Field of Science

Linnaeus' Legacy #5: You Can't Stop the Beat

Welcome to the fifth edition of Linnaeus' Legacy, the monthly taxonomy and biodiversity carnival. Yes, it's now been five months since I started this event, and I've been really happy with the response it's gotten so far. Thank you so much to everyone who's played a part in making it happen, and let's keep making it happen for as long as there's an interweb for it to happen on!

In that congratulatory air, I'm going to prefix this carnival with... a link to another carnival! Carnival of the Blue, which covers all things oceanic, has been up at Switchboard for a couple of days, so I'll take the opportunity to bring your attention to it.


We are, unfortunately, in the midst of a Great Taxonomy Crisis. The number of workers in taxonomy has been steadily declining, and a significant proportion of those workers still active are approaching or even past retirement age. This is a Crisis (with a capital C) in the making because taxonomy is one of the lynchpins of all other biological research - you can't do any sort of productive communication about your studies on an organism if you don't know what to call it. How are we going to revitalise the study of taxonomy? Kevin Z thinks Open Access publishing might be the way to go.

Others think that a change in the way we do taxonomy is called for, but that immediately inspires the question of how did we do taxonomy before? John Wilkins examines one of the oft-repeated stories about what inspired Linnaeus' taxonomic work, and wonders if the story has any merit.

The Encyclopedia of Life is a website that may increase the perception of taxonomy through its aim to have an information page available for ecery species on the planet. Rod Page took a look at it, and feels it has some way to go yet.

Protists and Plants

Yours truly got quite excited over the description of Chromera, a seemingly featureless blob of a unicellular alga that actually goes some way to answering some very significant questions - as well, of course, as bringing up a whole bunch of new ones.
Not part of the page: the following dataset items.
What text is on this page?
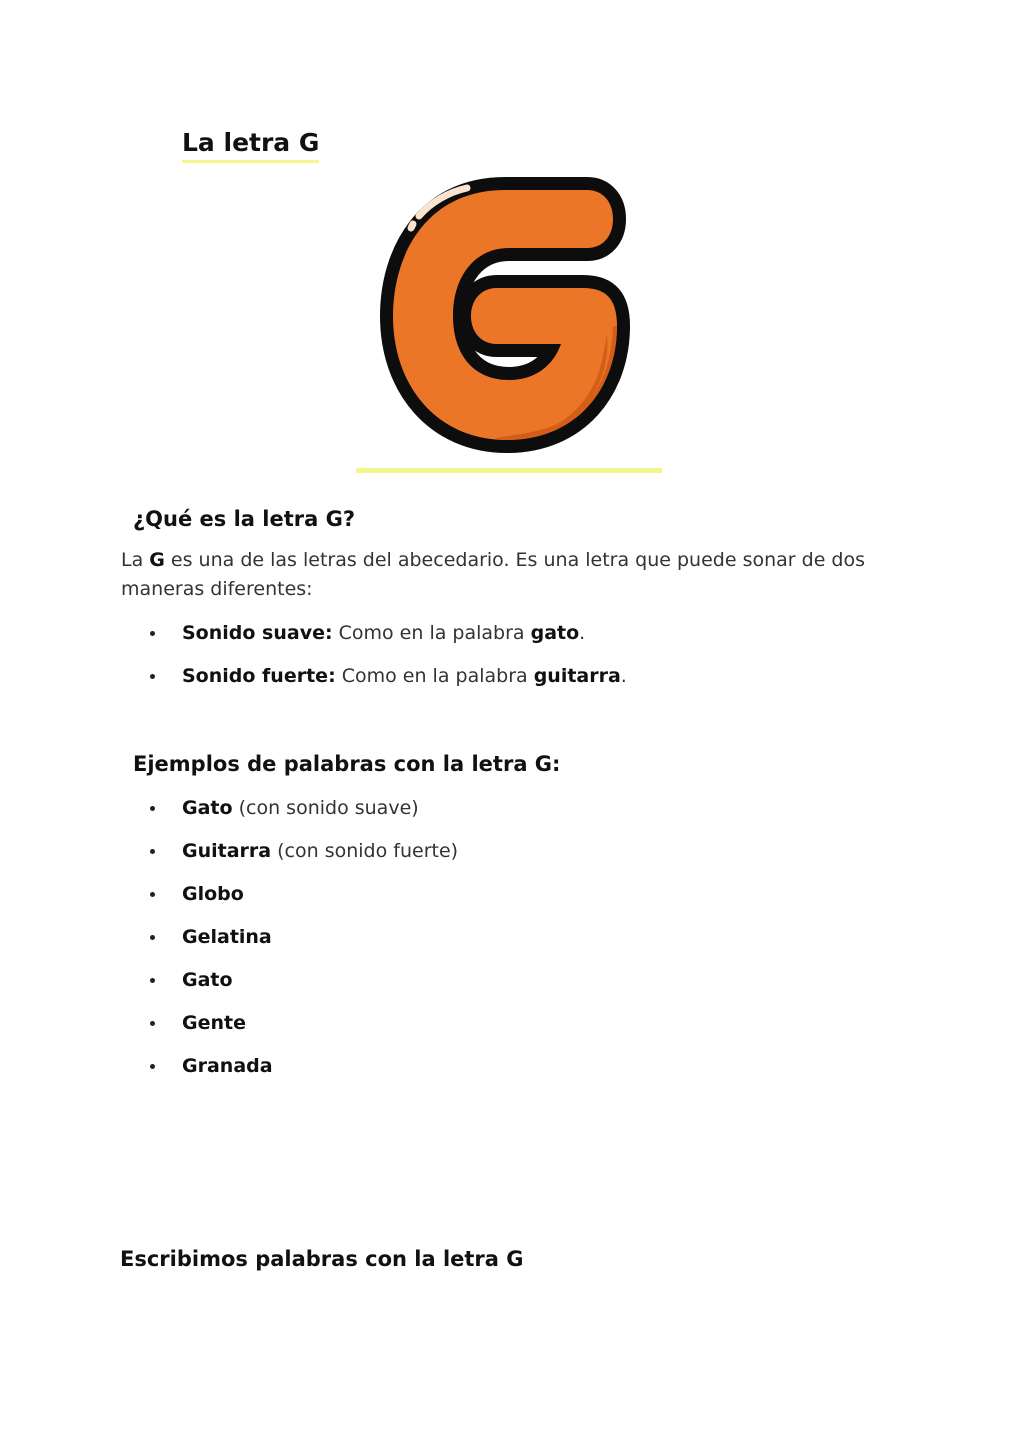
La letra G
¿Qué es la letra G?
La G es una de las letras del abecedario. Es una letra que puede sonar de dos maneras diferentes:
Sonido suave: Como en la palabra gato.
Sonido fuerte: Como en la palabra guitarra.
Ejemplos de palabras con la letra G:
Gato (con sonido suave)
Guitarra (con sonido fuerte)
Globo
Gelatina
Gato
Gente
Granada
Escribimos palabras con la letra G
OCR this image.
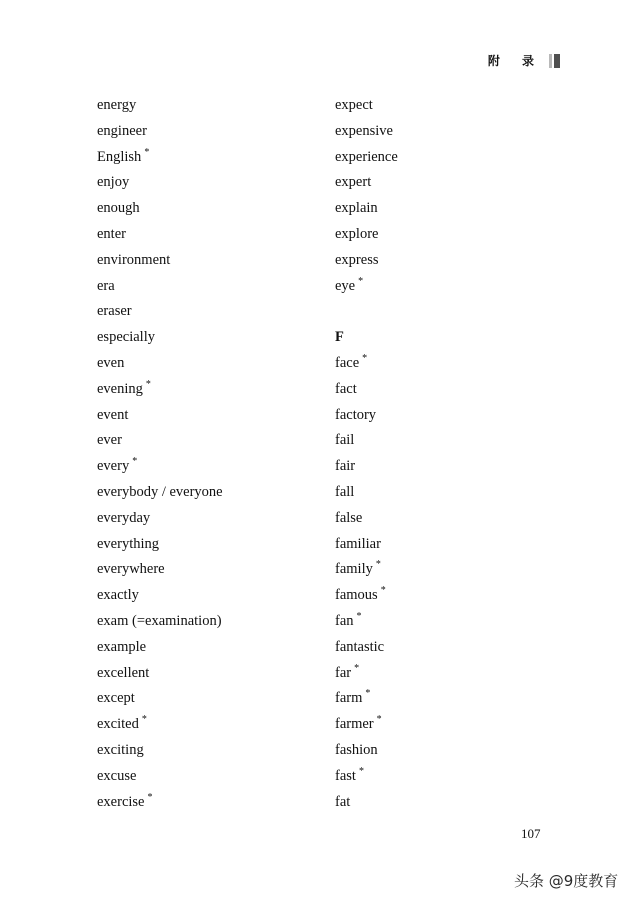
附 录
energy
engineer
English *
enjoy
enough
enter
environment
era
eraser
especially
even
evening *
event
ever
every *
everybody / everyone
everyday
everything
everywhere
exactly
exam (=examination)
example
excellent
except
excited *
exciting
excuse
exercise *
expect
expensive
experience
expert
explain
explore
express
eye *
F
face *
fact
factory
fail
fair
fall
false
familiar
family *
famous *
fan *
fantastic
far *
farm *
farmer *
fashion
fast *
fat
107
头条 @9度教育
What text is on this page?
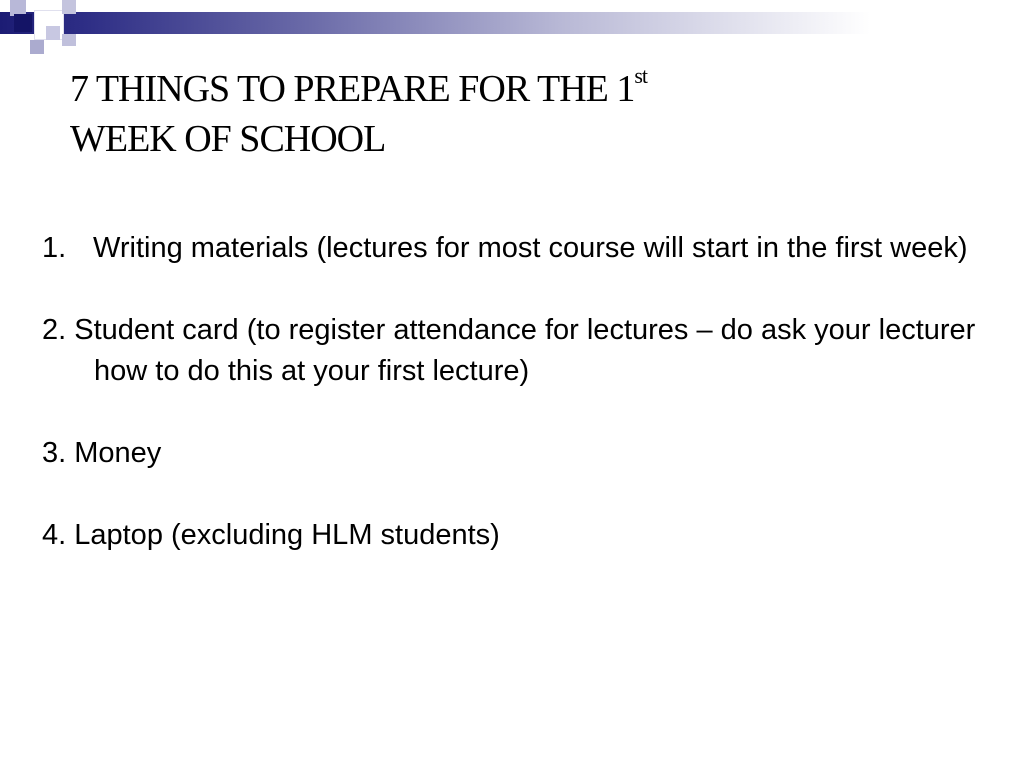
7 THINGS TO PREPARE FOR THE 1st
WEEK OF SCHOOL

1. Writing materials (lectures for most course will start in the first week)

2. Student card (to register attendance for lectures – do ask your lecturer how to do this at your first lecture)

3. Money

4. Laptop (excluding HLM students)
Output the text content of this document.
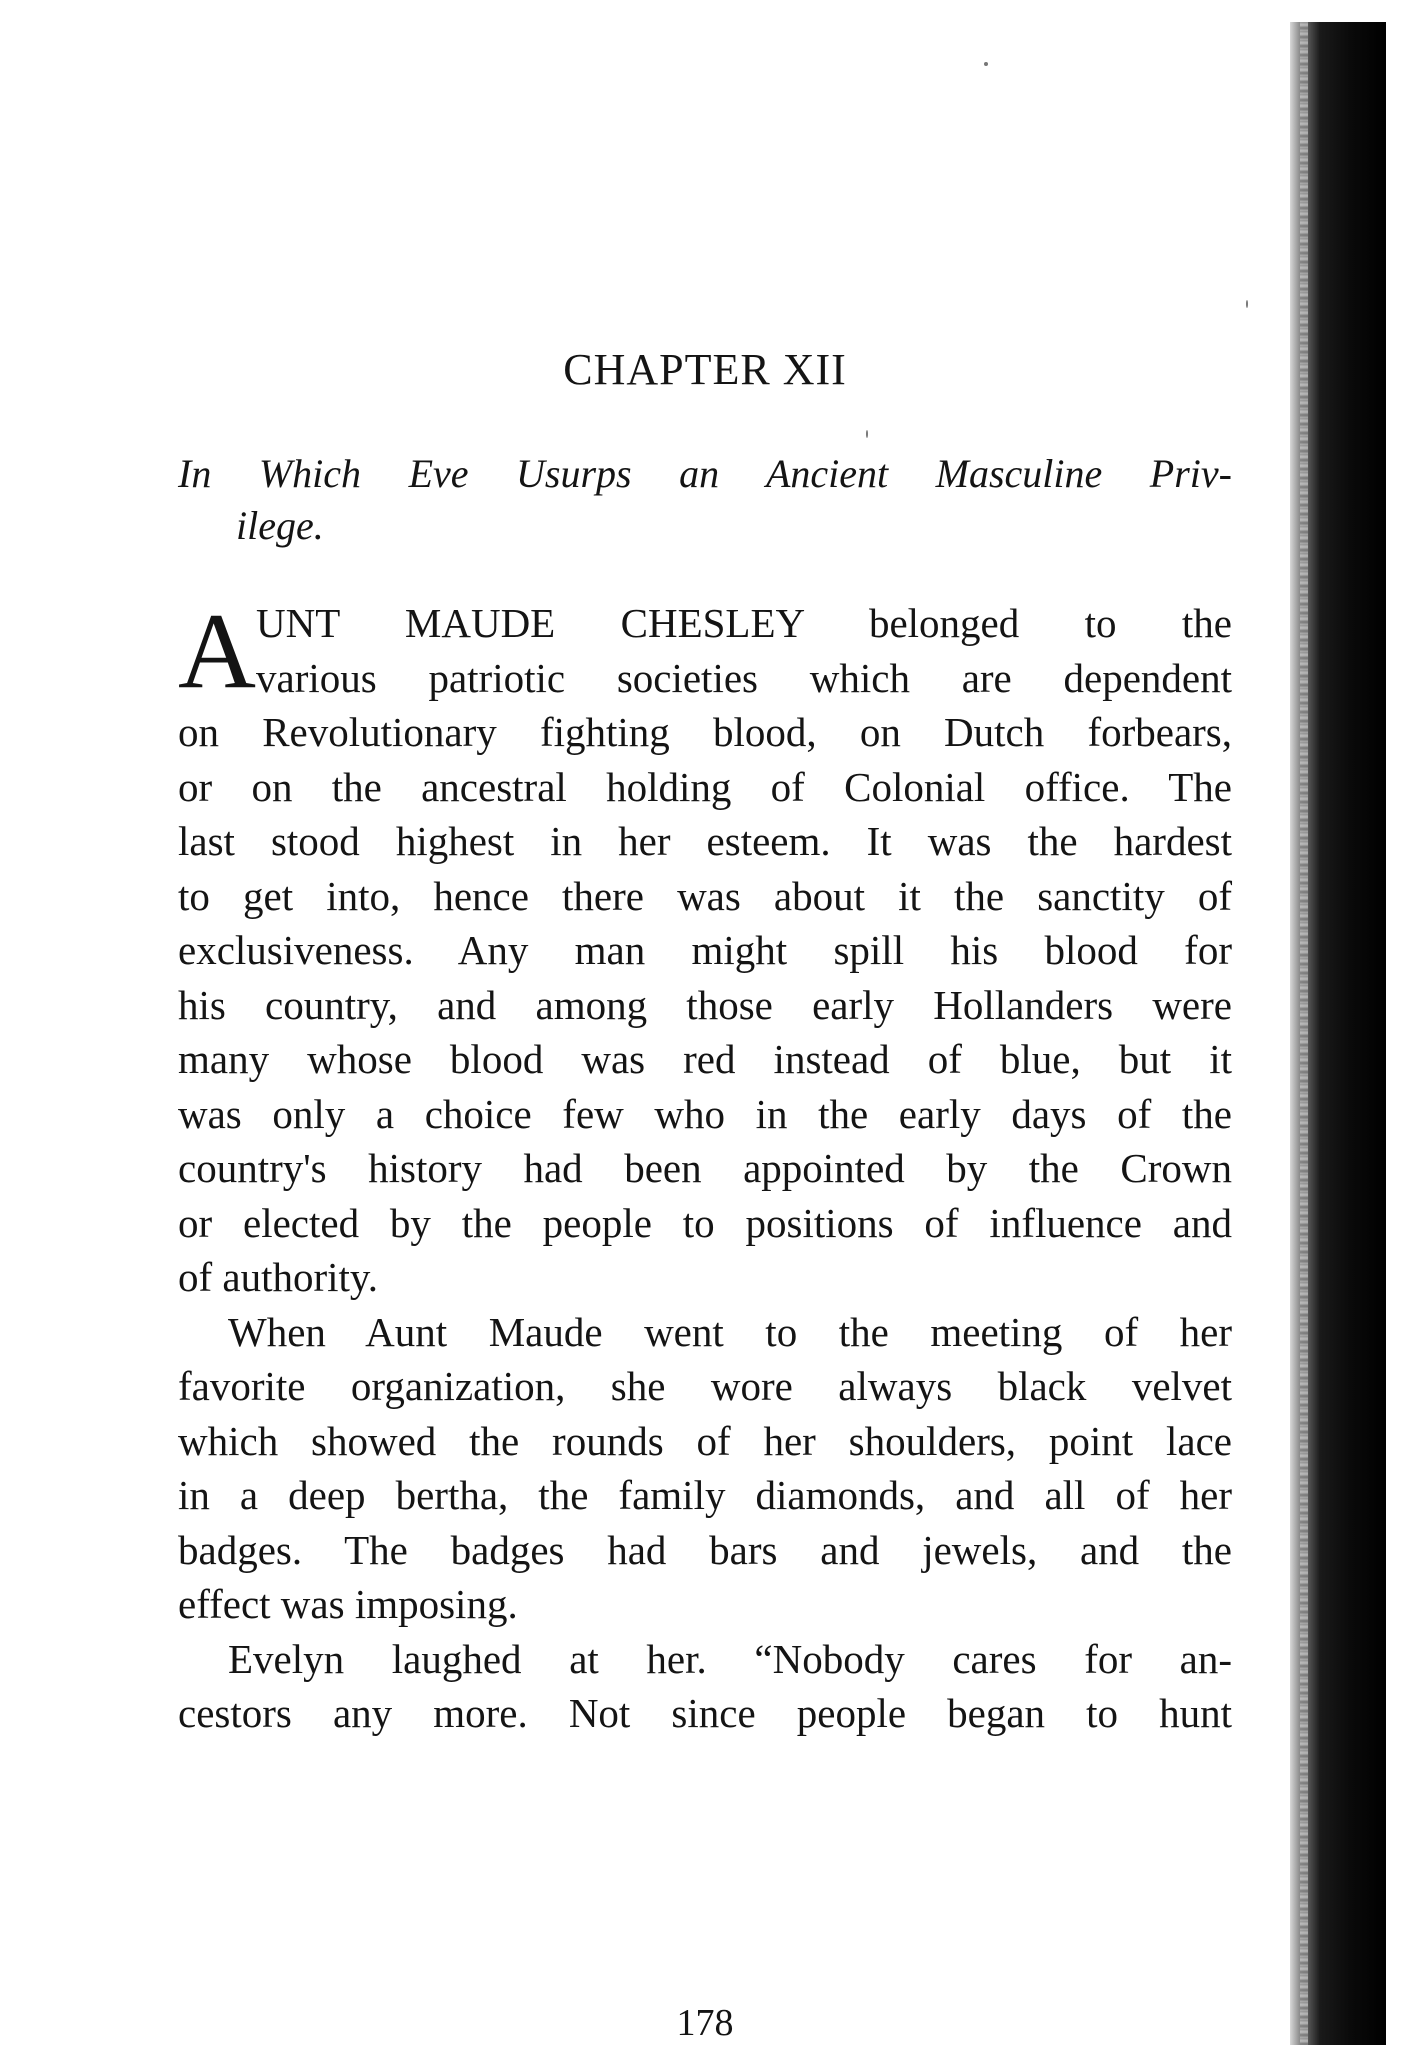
CHAPTER XII
In Which Eve Usurps an Ancient Masculine Priv-
ilege.
A UNT MAUDE CHESLEY belonged to the
various patriotic societies which are dependent
on Revolutionary fighting blood, on Dutch forbears,
or on the ancestral holding of Colonial office. The
last stood highest in her esteem. It was the hardest
to get into, hence there was about it the sanctity of
exclusiveness. Any man might spill his blood for
his country, and among those early Hollanders were
many whose blood was red instead of blue, but it
was only a choice few who in the early days of the
country's history had been appointed by the Crown
or elected by the people to positions of influence and
of authority.
When Aunt Maude went to the meeting of her
favorite organization, she wore always black velvet
which showed the rounds of her shoulders, point lace
in a deep bertha, the family diamonds, and all of her
badges. The badges had bars and jewels, and the
effect was imposing.
Evelyn laughed at her. “Nobody cares for an-
cestors any more. Not since people began to hunt
178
Taxonomy also has an essential role to play in the Biodiversity Crisis, as increasing numbers of species become endangered or extinct due to human activities. We need to know what's there before we can hope to protect it! Jamie McIntosh tells us about a recent project to insure some of the world's plant biodiversity by starting a global seed bank on icy Svalbard, not far south of the North Pole.

Meanwhile, Podblack Cat describes her astonishment at discovering that cauliflowers, kale, cabbages and kohl rabi were all different forms of the one species - the protean Brassica oleracea! After waxing poetical about the potential of a Brassica bouquet, though, she still has some preference for the more traditional roses she had just received.


Bob Crean has started an online guide to all matters scorpion, with a series of detailed explanations of scorpion descriptive terms. If you don't know how to tell your prosoma from opisthosoma, this is the place to find out (before you get into serious trouble).

Sam Heads has some steamy photos for us of some very stick-insect-like grasshoppers caught in flagrante. Not that they were probably that difficult to catch - some insects can remain attached to each other for days!


Among the discoveries published in the last month was one of the smallest pterosaurs yet known. Mike Keesey has more, in a post aptly named "Adorable Science". GrrlScientist, meanwhile, turns her attention to the question of when birds first appeared on the scene.

Everyone knows the value of a lemur for getting people's attention - just ask John Cleese. Greg Laden has a post on a recent study that aims to resolve the phylogeny of the lemur families. Afarensis wrote more on the same. Funnily enough, no-one mentioned Bugtilemur - maybe they're hoping it'll go away and quit sticking it's rhinarium where it's not wanted.

Regrettably, the aetosaur issue reported on in the last edition still continues to haunt us. Mike Taylor has links to the available coverage, and there have been recent posts from Julia Heathcote, Paul Anderson, The ReptiPage, ReBecca Hunt, Mike Keesey, Chris Rowan, Brian Switek and Janet Stemwedel.

Thank you for reading this month's Linnaeus' Legacy. April's instalment will be coming courtesy of From Archaea to Zeaxanthol. After that, we're still looking for hosts. If you would like to host an instalment of one of the net's best blog carnivals, let me know! If you don't, I'm going to start calling in favours from people, and they're going to feel like real heels if they have to say no. So for their sake, volunteer! Linnaeus' Legacy wants YOU!

Image Credits: Primate phylogenetic "tree" from Chinh Hoang. Cathedral cauliflower from Botany Photo of the Day. Brassica oleracea variation slide from Dr. Bruce Railsback. Emperor scorpion from Ugly Overload. Nemicolopterus reconstruction from Scientific American.


  1. Hi, thanks - great collection! Could you credit me as Podblack Cat's Blog though? Thanks! :)

  2. You're quite right... it was extremely easy to catch the proscopiids "at it". Male proscopiids are well known for their mate guarding behaviour and often remain mounted on the female for days on end, ready to fight off any competing males.